Pay no attention to the man behind the curtain.

As the title indicates, this will be a more than usually confused post.
The stimulus was the now famous grief over elementary fairness which errupted when “[Judge] Scott Fairgrieve of Nassau County District Court, wrote that ‘swearing to false statements reflects poorly on the profession [of law] as a whole” and fined lawyer Steven J Baum $20,000 for false statements in support of a foreclosure. Baum also suffered a Schack attack when Judge Arthur M. Schack referred to one filing as “incredible, outrageous, ludicrous and disingenuous.”

Baum wrote “Pay no attention to the man behind the curtain.”

In Toto not a good time to be a sleazy lawyer in New York (when was the last time that was true?).

The part which stunned me was

Anne Reynolds Copps, the chairwoman of the real property law section of the New York State bar, said, “We had a lot of concerns, because it seemed to paint attorneys as being the problem.” Lawyers feared they would be responsible for a bank’s mistakes. “They are relying on a client, or the client’s employees, to provide the information on which they are basing the documents,” she said.

So her view is that lawyers do not have the responsibility to check the claims of fact they make to judges, to look at the evidence. So what exactly do they do? Is the claim that their job is to look good in a suit and speak proper English with a confident tone?

Lawyers have discovered that they can make a whole lot more money by not doing their jobs and claiming they have done their jobs. Big surprise. Now the idea that they might have to give up that income, because they don’t have time to do what they have been claiming they have been doing is shocking.

I think that this is a very general phenomenon.

I don’t know how much money Baum made, but it is clear that one lawyer with a huge income must have been mainly taking money for doing what he didn’t bother to do

“David J. Stern, a lawyer whose Florida firm has been part of an estimated 20 percent of the foreclosure actions in the state, has been accused of filing sloppy and even fraudulent mortgage paperwork.” One firm [working on] 20% of the foreclosures, how many partners? How many associates with law degrees? How many robo signers?

Bankers and lawyers used to earn good money for, among other things, due diligence, keeping records, keeping proof if the records were contested, and complying with burdensome laws and regulations.

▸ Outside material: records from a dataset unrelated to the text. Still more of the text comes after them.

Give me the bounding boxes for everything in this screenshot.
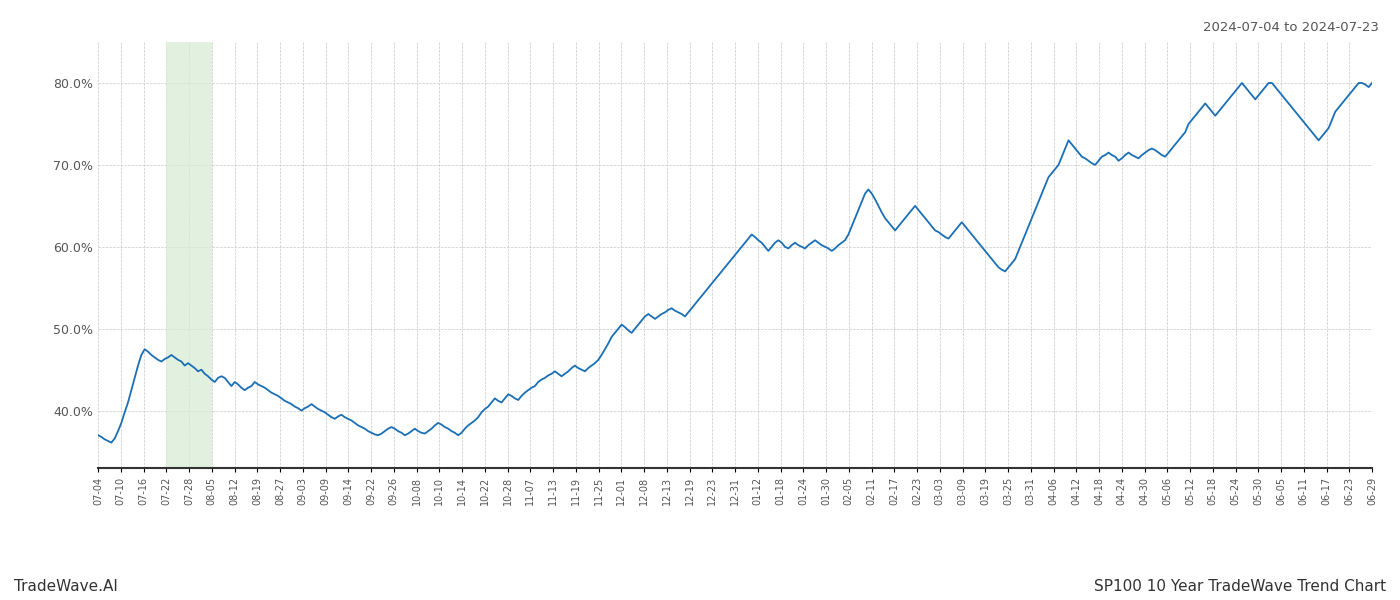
Text: TradeWave.AI: TradeWave.AI xyxy=(14,579,118,594)
Bar xyxy=(167,42,211,468)
Text: 2024-07-04 to 2024-07-23: 2024-07-04 to 2024-07-23 xyxy=(1203,21,1379,34)
Text: SP100 10 Year TradeWave Trend Chart: SP100 10 Year TradeWave Trend Chart xyxy=(1093,579,1386,594)
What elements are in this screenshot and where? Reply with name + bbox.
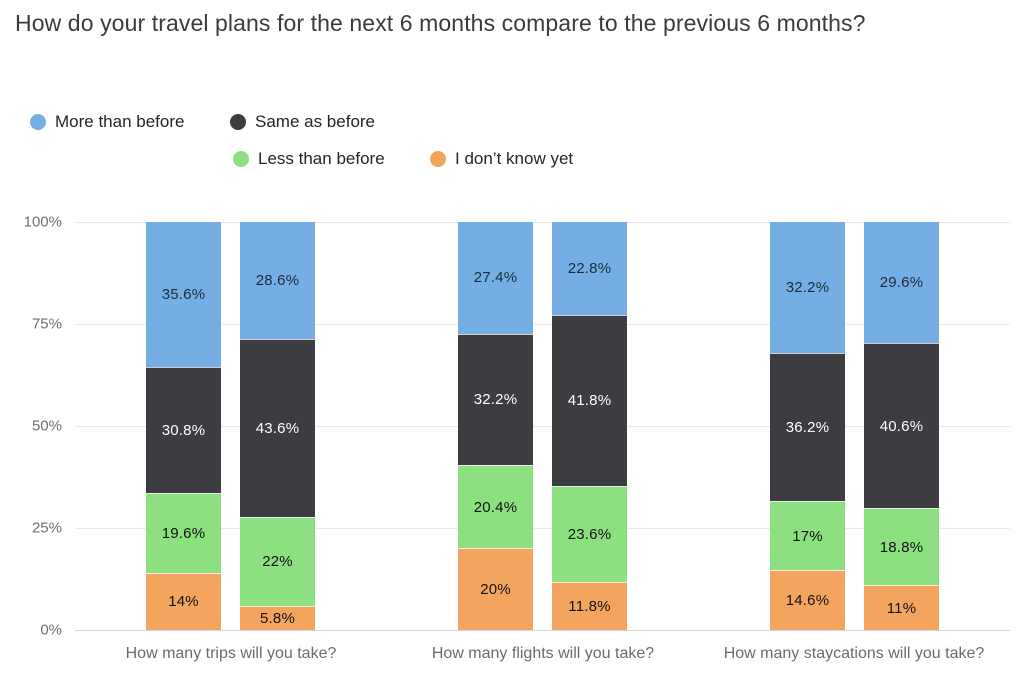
segment-i-don-t-know-yet: 11.8% <box>552 581 627 630</box>
segment-value-label: 11.8% <box>568 597 611 615</box>
segment-value-label: 29.6% <box>879 273 924 291</box>
y-axis-tick-label: 0% <box>40 621 62 639</box>
legend-label: Less than before <box>258 149 385 168</box>
stacked-bar-1: 35.6% 30.8% 19.6% 14% <box>146 222 221 630</box>
segment-value-label: 32.2% <box>473 391 518 409</box>
segment-less-than-before: 19.6% <box>146 492 221 573</box>
gridline-75 <box>75 324 1010 325</box>
segment-more-than-before: 32.2% <box>770 222 845 354</box>
segment-less-than-before: 20.4% <box>458 465 533 549</box>
segment-less-than-before: 17% <box>770 501 845 571</box>
x-axis-category-label: How many trips will you take? <box>125 645 337 662</box>
segment-value-label: 20% <box>480 581 511 599</box>
stacked-bar-4: 22.8% 41.8% 23.6% 11.8% <box>552 222 627 630</box>
segment-value-label: 36.2% <box>785 419 830 437</box>
legend-item-less-than-before: Less than before <box>233 148 385 170</box>
segment-value-label: 41.8% <box>567 392 612 410</box>
segment-value-label: 40.6% <box>879 417 924 435</box>
legend-swatch-icon <box>430 151 446 167</box>
segment-less-than-before: 23.6% <box>552 485 627 582</box>
segment-value-label: 28.6% <box>255 271 300 289</box>
legend-label: I don’t know yet <box>455 149 574 168</box>
y-axis-tick-label: 25% <box>31 519 62 537</box>
stacked-bar-3: 27.4% 32.2% 20.4% 20% <box>458 222 533 630</box>
segment-value-label: 22.8% <box>567 260 612 277</box>
y-axis-tick-label: 75% <box>31 315 62 333</box>
x-axis-category-label: How many staycations will you take? <box>723 645 985 662</box>
x-axis-category-label: How many flights will you take? <box>431 645 655 662</box>
legend-item-more-than-before: More than before <box>30 111 184 133</box>
segment-same-as-before: 36.2% <box>770 353 845 502</box>
segment-value-label: 14% <box>168 593 199 611</box>
segment-same-as-before: 30.8% <box>146 367 221 493</box>
stacked-bar-6: 29.6% 40.6% 18.8% 11% <box>864 222 939 630</box>
segment-i-don-t-know-yet: 5.8% <box>240 606 315 630</box>
segment-i-don-t-know-yet: 11% <box>864 585 939 630</box>
segment-more-than-before: 29.6% <box>864 222 939 343</box>
segment-value-label: 14.6% <box>785 592 830 610</box>
segment-more-than-before: 27.4% <box>458 222 533 334</box>
segment-value-label: 20.4% <box>473 498 518 516</box>
stacked-bar-2: 28.6% 43.6% 22% 5.8% <box>240 222 315 630</box>
segment-i-don-t-know-yet: 20% <box>458 548 533 630</box>
segment-same-as-before: 43.6% <box>240 338 315 517</box>
segment-value-label: 35.6% <box>161 286 206 304</box>
segment-value-label: 32.2% <box>785 279 830 297</box>
legend-swatch-icon <box>233 151 249 167</box>
segment-more-than-before: 35.6% <box>146 222 221 368</box>
segment-value-label: 18.8% <box>879 538 924 556</box>
segment-less-than-before: 22% <box>240 516 315 607</box>
segment-same-as-before: 40.6% <box>864 342 939 509</box>
segment-same-as-before: 41.8% <box>552 315 627 486</box>
y-axis-tick-label: 100% <box>23 213 62 231</box>
chart-title: How do your travel plans for the next 6 … <box>15 10 866 36</box>
gridline-25 <box>75 528 1010 529</box>
segment-value-label: 17% <box>792 527 823 545</box>
segment-less-than-before: 18.8% <box>864 508 939 586</box>
segment-more-than-before: 28.6% <box>240 222 315 339</box>
segment-value-label: 27.4% <box>473 269 518 287</box>
legend-label: Same as before <box>255 112 376 131</box>
gridline-50 <box>75 426 1010 427</box>
segment-value-label: 22% <box>262 553 293 571</box>
segment-i-don-t-know-yet: 14% <box>146 572 221 630</box>
segment-more-than-before: 22.8% <box>552 222 627 316</box>
legend-label: More than before <box>55 112 185 131</box>
segment-value-label: 5.8% <box>260 610 295 628</box>
y-axis-tick-label: 50% <box>31 417 62 435</box>
segment-i-don-t-know-yet: 14.6% <box>770 570 845 630</box>
segment-value-label: 11% <box>886 599 917 617</box>
segment-value-label: 23.6% <box>567 525 612 543</box>
legend-swatch-icon <box>30 114 46 130</box>
legend-item-same-as-before: Same as before <box>230 111 375 133</box>
segment-same-as-before: 32.2% <box>458 333 533 466</box>
gridline-100 <box>75 222 1010 223</box>
legend-item-i-don-t-know-yet: I don’t know yet <box>430 148 573 170</box>
segment-value-label: 19.6% <box>161 524 206 542</box>
gridline-0 <box>75 630 1010 631</box>
legend-swatch-icon <box>230 114 246 130</box>
stacked-bar-5: 32.2% 36.2% 17% 14.6% <box>770 222 845 630</box>
segment-value-label: 43.6% <box>255 419 300 437</box>
segment-value-label: 30.8% <box>161 422 206 440</box>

Relatively recently, they have earned immense incomes claiming they had done those things without bothering to do them. I guess that the fee charged by the lawyers who didn’t glance at the evidence is the same as the fees charged by lawyers who check if something is true before telling it to a judge. Clearly, one can make a lot of money claiming to have done something difficult and time consuming without bothering to do it.

Banks charge fees for handling transactions, but clearly stopped bothering to, say, handle transfer of a mortgage in a way that the entity which paid them could foreclose when the time came.

Banks charge to exchange currencies. If they are trading pieces of paper for pieces of paper, then they have to hold money to do that and they have to keep people from stealing it. If I am taking money out of an ATM in a country with a different currency from my bank account, I am forcing some computer somewhere to multiply two numbers. Ouch. But they charge as if they were doing it with pen and paper (or maybe an abacus).

I’d guess that most of the huge profits of the financial services sector are based on separating gamblers from their money, but a large part come from charging for services not rendered and another large part come from charging a lot for services which cost very little to provide now that they have computers.

The terror at the idea that judges won’t accept “because I say so” as proof shows how much the system depends on no one checking what was actually done in exchange for the huge flow of fees.